La Forteresse Mécanique : la Nostalgie Bien Financée de la Suisse

Haut au-dessus du Rhin, des fonctionnaires sont payés pour actionner manuellement une cloche d'alarme vieille de 400 ans qui ne signale absolument rien.

The Clockwork Fortress: Switzerland's Well-Funded Nostalgia

Chaque soir à neuf heures précises, les habitants de Schaffhouse sont soumis à un son qui appartient à une époque révolue. Haut au-dessus du Rhin, perchée dans la forteresse du Munot, quelqu'un tire sur une sangle en cuir pour faire sonner la dernière cloche d'alarme actionnée manuellement en Suisse. C'est un rituel qui perdure depuis plus de quatre siècles. Tandis que d'autres nations pourraient remplacer de telles antiquités par des systèmes automatisés ou simplement les laisser tomber dans l'oubli, les Suisses préfèrent institutionnaliser leur nostalgie.

La responsabilité de cet exercice acoustique quotidien incombe principalement à Sabine Hinz. En tant que soixante-dixième gardienne officielle de la forteresse, et remarquablement seulement la deuxième femme à occuper ce poste, elle est officiellement employée par le service local de génie civil, le Tiefbauamt. Cet arrangement est merveilleusement révélateur d'un appareil d'État riche et bien ordonné qui peut se permettre de maintenir une tour de guet médiévale dotée de fonctionnaires municipaux. Elle et son mari Andi, ainsi que leurs enfants, vivent en fait dans un appartement de fonction au sein des murs de pierre du monument le plus célèbre de la ville.
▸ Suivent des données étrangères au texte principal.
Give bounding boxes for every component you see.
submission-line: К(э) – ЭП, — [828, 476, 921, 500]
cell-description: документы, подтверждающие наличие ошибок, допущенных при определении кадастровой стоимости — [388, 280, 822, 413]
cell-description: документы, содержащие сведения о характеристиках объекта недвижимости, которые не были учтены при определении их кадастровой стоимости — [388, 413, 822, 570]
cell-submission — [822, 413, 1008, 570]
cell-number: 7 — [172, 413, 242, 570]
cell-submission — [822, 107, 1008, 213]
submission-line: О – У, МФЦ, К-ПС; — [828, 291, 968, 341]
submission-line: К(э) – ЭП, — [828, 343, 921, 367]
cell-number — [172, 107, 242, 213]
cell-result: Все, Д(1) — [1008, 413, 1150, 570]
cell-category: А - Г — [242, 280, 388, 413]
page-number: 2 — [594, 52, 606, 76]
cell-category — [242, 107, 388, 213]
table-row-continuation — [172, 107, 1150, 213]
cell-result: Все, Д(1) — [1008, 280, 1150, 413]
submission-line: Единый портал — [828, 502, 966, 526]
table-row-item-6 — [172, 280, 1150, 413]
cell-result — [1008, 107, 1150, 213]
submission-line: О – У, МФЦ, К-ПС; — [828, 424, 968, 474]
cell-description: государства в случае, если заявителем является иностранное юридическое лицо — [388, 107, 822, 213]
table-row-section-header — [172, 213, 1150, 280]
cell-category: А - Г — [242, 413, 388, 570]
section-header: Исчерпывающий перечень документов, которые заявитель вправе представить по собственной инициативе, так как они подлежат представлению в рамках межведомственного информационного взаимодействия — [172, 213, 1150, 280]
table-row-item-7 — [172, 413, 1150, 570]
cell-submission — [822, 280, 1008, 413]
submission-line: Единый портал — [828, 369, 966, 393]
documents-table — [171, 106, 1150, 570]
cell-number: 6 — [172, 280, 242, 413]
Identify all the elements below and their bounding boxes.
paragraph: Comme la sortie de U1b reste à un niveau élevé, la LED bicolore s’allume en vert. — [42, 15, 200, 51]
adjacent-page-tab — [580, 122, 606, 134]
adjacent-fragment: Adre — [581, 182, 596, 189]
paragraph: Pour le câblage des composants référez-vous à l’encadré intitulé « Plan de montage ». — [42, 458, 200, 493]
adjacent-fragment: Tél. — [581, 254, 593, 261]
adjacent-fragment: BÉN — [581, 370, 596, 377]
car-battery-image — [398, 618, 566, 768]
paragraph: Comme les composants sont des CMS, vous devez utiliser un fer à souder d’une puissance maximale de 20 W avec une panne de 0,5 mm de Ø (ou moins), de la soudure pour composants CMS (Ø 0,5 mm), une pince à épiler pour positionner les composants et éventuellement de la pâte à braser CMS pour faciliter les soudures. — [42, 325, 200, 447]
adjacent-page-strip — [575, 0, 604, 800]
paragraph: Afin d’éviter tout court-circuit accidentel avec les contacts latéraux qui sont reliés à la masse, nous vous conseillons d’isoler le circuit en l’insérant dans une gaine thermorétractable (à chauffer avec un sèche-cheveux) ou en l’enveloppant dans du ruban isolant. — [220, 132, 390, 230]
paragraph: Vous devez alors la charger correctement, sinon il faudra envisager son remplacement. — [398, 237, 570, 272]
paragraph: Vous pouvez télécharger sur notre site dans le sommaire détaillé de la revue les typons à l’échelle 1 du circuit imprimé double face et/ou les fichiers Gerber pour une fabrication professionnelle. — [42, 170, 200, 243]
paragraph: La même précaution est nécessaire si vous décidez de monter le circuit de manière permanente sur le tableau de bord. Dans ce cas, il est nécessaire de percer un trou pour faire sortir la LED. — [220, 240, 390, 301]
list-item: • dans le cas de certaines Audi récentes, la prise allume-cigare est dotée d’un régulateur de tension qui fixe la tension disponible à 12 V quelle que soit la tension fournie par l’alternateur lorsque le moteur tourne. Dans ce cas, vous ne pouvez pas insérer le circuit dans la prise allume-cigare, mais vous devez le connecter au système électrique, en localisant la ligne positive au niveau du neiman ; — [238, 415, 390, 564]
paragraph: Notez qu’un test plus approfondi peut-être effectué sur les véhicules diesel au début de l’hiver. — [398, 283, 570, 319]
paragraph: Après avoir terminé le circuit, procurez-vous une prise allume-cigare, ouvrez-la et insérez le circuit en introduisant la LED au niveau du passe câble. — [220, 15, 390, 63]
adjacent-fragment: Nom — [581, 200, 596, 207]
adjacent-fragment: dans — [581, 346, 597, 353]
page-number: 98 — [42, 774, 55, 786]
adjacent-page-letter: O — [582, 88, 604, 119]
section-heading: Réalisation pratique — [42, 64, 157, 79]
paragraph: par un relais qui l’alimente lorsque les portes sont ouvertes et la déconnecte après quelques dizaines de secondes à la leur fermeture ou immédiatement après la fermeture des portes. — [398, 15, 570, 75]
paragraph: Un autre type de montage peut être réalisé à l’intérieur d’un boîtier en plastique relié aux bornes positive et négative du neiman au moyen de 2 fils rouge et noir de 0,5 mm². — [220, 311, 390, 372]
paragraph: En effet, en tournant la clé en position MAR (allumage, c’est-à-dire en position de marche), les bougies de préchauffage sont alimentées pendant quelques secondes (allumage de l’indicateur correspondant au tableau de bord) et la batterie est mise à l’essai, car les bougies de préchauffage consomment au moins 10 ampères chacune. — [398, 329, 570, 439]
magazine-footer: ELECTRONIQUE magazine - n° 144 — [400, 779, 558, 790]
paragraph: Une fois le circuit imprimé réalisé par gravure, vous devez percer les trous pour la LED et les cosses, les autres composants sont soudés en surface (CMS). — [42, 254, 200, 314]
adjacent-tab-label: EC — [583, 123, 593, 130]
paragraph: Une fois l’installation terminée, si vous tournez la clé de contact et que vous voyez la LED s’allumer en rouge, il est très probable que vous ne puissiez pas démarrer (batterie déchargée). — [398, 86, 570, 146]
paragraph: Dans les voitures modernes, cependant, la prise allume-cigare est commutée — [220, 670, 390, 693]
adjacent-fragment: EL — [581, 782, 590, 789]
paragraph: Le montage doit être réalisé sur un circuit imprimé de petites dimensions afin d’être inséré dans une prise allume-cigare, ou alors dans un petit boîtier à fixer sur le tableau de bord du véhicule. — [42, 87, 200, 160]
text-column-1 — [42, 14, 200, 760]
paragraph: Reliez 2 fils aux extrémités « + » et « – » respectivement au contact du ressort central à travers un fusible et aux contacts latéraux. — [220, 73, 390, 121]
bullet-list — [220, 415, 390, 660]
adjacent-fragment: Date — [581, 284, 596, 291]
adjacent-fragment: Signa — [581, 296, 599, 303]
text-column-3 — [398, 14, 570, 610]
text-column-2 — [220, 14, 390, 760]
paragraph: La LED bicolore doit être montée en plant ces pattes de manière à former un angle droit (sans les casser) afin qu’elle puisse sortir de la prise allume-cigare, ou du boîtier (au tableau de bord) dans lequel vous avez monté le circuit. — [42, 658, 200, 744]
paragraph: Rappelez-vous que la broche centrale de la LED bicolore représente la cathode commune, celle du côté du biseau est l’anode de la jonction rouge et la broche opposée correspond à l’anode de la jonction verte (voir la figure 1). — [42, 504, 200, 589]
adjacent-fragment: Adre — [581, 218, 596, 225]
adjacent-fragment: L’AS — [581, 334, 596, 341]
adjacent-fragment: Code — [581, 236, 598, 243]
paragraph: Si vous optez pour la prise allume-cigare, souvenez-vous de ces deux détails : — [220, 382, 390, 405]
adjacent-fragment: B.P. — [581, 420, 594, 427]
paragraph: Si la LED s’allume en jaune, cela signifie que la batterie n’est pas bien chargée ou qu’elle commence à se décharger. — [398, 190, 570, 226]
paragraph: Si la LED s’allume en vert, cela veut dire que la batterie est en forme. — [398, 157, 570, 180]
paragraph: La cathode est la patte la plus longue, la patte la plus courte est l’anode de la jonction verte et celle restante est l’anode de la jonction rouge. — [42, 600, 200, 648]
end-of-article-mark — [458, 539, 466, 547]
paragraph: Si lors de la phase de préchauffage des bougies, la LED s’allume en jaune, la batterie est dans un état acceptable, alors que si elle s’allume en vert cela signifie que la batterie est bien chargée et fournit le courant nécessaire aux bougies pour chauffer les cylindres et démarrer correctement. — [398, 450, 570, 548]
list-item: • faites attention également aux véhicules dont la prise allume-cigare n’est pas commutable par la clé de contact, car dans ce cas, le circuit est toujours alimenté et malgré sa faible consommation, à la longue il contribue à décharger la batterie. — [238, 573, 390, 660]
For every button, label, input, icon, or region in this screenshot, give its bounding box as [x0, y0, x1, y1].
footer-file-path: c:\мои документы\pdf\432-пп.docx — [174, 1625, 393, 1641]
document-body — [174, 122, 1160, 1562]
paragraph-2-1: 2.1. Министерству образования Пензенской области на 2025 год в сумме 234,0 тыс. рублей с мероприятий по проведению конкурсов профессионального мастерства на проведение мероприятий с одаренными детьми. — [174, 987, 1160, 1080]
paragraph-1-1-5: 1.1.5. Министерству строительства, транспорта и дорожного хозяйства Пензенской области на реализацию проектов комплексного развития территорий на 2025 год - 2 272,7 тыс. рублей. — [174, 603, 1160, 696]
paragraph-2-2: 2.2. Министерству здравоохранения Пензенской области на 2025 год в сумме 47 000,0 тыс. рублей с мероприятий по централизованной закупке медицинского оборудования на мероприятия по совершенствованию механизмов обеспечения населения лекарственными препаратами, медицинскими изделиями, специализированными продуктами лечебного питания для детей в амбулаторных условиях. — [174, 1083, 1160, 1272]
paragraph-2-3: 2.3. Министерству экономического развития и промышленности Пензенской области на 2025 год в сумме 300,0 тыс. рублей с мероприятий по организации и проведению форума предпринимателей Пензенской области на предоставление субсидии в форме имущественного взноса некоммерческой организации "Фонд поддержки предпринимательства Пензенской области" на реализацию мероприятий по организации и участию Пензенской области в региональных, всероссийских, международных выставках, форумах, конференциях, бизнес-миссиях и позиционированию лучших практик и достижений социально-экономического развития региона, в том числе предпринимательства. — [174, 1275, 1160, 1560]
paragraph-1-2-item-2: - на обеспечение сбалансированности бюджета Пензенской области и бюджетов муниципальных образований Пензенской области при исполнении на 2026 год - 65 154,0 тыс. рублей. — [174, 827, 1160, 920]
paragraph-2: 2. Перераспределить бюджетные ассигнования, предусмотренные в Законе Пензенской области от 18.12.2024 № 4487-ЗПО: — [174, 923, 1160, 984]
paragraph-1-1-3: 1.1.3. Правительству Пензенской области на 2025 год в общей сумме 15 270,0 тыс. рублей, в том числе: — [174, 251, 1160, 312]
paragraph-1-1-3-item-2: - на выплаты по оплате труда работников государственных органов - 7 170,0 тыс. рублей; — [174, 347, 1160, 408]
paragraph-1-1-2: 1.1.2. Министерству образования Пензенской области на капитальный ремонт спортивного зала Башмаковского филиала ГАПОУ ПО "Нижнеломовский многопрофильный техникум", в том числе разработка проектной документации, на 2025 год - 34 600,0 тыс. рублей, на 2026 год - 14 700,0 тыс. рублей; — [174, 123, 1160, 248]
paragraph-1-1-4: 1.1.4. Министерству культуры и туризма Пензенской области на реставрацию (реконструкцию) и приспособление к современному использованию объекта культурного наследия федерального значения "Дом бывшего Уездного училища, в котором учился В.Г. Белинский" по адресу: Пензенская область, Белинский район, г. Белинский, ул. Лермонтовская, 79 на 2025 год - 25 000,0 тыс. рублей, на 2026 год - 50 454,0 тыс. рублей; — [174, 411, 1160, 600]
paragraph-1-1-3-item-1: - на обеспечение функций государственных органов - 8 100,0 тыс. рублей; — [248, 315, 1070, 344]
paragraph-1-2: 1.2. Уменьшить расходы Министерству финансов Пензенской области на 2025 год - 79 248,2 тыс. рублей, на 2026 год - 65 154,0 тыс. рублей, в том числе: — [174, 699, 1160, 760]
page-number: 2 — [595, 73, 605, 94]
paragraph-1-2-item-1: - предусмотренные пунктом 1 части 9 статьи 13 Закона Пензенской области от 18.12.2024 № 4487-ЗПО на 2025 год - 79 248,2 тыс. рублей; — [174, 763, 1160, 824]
Le Munot lui-même a été construit entre 1564 et 1589. À l'époque de son activité, le travail du gardien était une affaire sérieuse de sécurité municipale. De ce point d'observation, les gardes surveillaient le trafic fluvial sur le Rhin et scrutaient l'horizon à la recherche de troupes ennemies approchantes ou d'incendies urbains.

La cloche du soir avait une fonction très pratique, signalant la fermeture des portes de la ville et imposant la fin du service d'alcool dans les tavernes locales. Elle est restée un système d'alarme fonctionnel jusque dans le début du XXe siècle. Aujourd'hui, les hallebardes et les canons de l'armurerie ne sont que des accessoires pour les visites guidées que le couple Hinz organise.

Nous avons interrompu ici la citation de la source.